Lo petaron. Corría el año 2014 cuando Juan Carlos I abdicaba en favor de su hijo Felipe VI pero era un pequeño artilugio el que estaba a punto de proclamarse el verdadero rey bajo las sábanas. Patentado bajo el nombre de Pleasure Air Technology y con un mecanismo no muy distinto al de la limpieza de las peceras, se comercializaba con un nombre regulinchi: ‘Womanizer’ (literalmente, ‘mujeriego’) y basaba su apuesta en algo tan simple como rompedor: succionar el clítoris.

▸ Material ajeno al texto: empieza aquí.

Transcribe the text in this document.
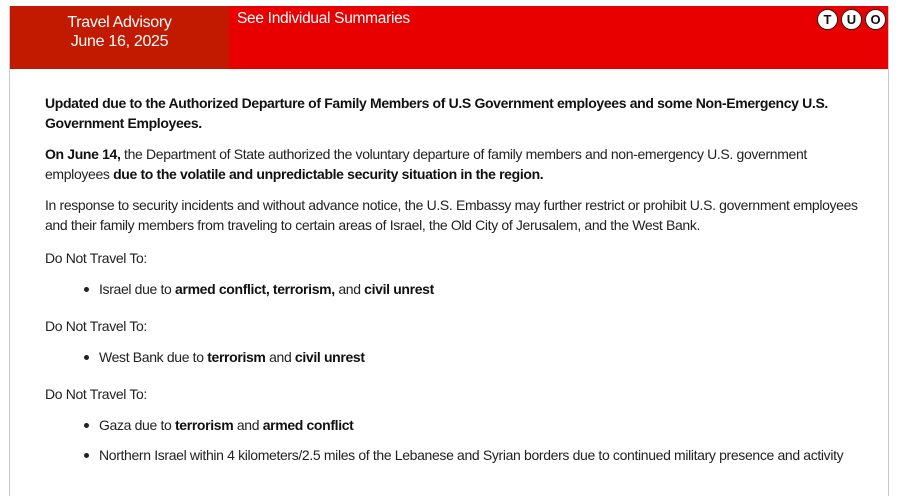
Travel Advisory
June 16, 2025
See Individual Summaries	T	U	O

Updated due to the Authorized Departure of Family Members of U.S Government employees and some Non-Emergency U.S. Government Employees.

On June 14, the Department of State authorized the voluntary departure of family members and non-emergency U.S. government employees due to the volatile and unpredictable security situation in the region.

In response to security incidents and without advance notice, the U.S. Embassy may further restrict or prohibit U.S. government employees and their family members from traveling to certain areas of Israel, the Old City of Jerusalem, and the West Bank.

Do Not Travel To:

Israel due to armed conflict, terrorism, and civil unrest

Do Not Travel To:

West Bank due to terrorism and civil unrest

Do Not Travel To:

Gaza due to terrorism and armed conflict
Northern Israel within 4 kilometers/2.5 miles of the Lebanese and Syrian borders due to continued military presence and activity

Al grano: ‘Creador de felicidad’, «Garantía de orgasmo’. Una idea tan obviamente millonaria que no tardaron en aparecer competidores como Lelo o Satisfyer que, litigios de plagio aparte, sirvieron para acrecentar este universo de reciente creación de dispositivos pensados para la anatomía femenina tras décadas de juguetes sexuales dirigidos supuestamente a dar placer a las mujeres diseñados desde una perspectiva totalmente masculina que hacían de los sex shop la enésima exhibición de un campo de nabos.

Pasando por alto la oportunidad de negocio que suponían las más de 8000 terminaciones nerviosas que esconde el clítoris (más del doble que el glande en los hombres) y que nos llevan a través de esa compleja cadena de acontecimientos que conducen a un orgasmo: se van enviando señales al circuito cerebral del placer; se incrementa la frecuencia cardiaca y respiratoria, las pupilas se dilatan hasta que la materia gris se transforma en fuegos artificiales de colores y suena música de Puccini. Con toda la maquinaria encendida a toda vela segregando una cascada de hormonas, la corteza orbitofrontal se muestra apagada o fuera de cobertura en este momento. ¿Por qué? Saquen sus conclusiones: es la zona dedicada a la toma de decisiones, al razonamiento… al control. Es requisito ineludible descontrolar para estallar en un orgasmo. Regalarse un aquí y ahora. Un porque yo lo valgo. Si es acompañada en el viaje de churri que te comprenda, bien, y si no dando las gracias por que hay un hombre que te hace sonreír más que tu marido —y no es tu dentista, qué va—, gritando al alcanzar el clímax «¡Viva Lenke, viva Brigitte y viva la madre que los parió!».

Y aunque las conclusiones de todo esto podrían parecer obvias: que sí, que sí; que ‘mens sana in corpore sano’, que hay que controlar la mente, la respiración y el cuerpo... pero no tanto. O que cuidado con dejarse llevar por las abdominales del primer domador de leones que nos entre una noche loca desdeñando al gafapasta blandito sin antes preguntarle: «pero y tú, ¿inventas o trabajas?». Porque la vida es muy larga para pasarla con el obseso equivocado…

Pero la verdad es que yo pasaba por aquí más que nada para recomendar un regalo de San Valentín por si no se les ocurre nada. Aunque sería muy fácil decirles que compren una suscripción a pilates —porque vaya que ya tiene Satisfyer—, si de verdad quieren ser ‘creadores de felicidad’, ver cómo grita de placer y de goce; si de verdad, de verdad quieren verla saltar con las pupilas mazo dilatadas…. regálenle aceite de oliva. De nada.